1.       ELECTION OF DIRECTORS. To elect the following Directors of the
         Corporation for a three-year term until the 2003 Annual Meeting of
         Shareholders.

         Ernest N. Laflamme, Jr.      / / FOR       / / AGAINST      / / ABSTAIN
         G. Wayne McCary              / / FOR       / / AGAINST      / / ABSTAIN

2.       SELECTION OF CERTIFIED PUBLIC ACCOUNTANTS. To ratify the appointment,
         by the Board of Directors, of Deloitte & Touche LLP as independent
         public accountants for the fiscal year ending December 31, 2000.
                                      / / FOR       / / AGAINST      / / ABSTAIN
                                                                          (over)
<PAGE>   21
3.       OTHER BUSINESS. In their discretion, to act upon the transaction of
         such other business as may properly come before the meeting and any
         adjournment thereof.


                                        Date:
                                              ----------------------------------

                                        ----------------------------------------
                                               (Signature of Shareholder)
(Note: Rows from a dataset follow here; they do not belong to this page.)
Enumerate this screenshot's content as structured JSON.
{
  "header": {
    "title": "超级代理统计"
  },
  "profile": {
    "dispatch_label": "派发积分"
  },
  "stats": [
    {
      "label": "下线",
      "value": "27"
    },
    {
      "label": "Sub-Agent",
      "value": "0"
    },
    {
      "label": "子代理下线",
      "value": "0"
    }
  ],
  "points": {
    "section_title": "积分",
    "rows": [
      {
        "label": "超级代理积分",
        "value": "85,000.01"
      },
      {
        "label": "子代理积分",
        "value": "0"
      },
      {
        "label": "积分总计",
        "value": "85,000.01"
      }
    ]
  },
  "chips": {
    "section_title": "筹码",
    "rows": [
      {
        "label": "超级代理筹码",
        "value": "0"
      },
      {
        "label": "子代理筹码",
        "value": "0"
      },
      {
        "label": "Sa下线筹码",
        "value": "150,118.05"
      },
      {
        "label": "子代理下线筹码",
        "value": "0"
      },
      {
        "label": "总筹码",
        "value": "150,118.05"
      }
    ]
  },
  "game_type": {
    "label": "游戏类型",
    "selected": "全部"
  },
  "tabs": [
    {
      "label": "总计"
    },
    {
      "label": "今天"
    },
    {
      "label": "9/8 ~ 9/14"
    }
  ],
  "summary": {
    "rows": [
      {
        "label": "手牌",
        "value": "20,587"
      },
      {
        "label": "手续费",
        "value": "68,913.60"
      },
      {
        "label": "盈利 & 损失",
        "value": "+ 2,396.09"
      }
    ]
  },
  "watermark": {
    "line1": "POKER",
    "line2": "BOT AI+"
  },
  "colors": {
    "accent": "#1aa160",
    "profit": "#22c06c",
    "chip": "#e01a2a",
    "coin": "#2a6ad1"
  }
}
                                        ----------------------------------------
                                              (Signature, if jointly held)

                                        When signing as Attorney, Executor,
                                        Administrator, Trustee or Guardian,
                                        please give full title. IF MORE THAN ONE
                                        TRUSTEE, ALL SHOULD SIGN. ALL JOINT
                                        OWNERS MUST SIGN.



          THIS PROXY IS SOLICITED ON BEHALF OF THE BOARD OF DIRECTORS.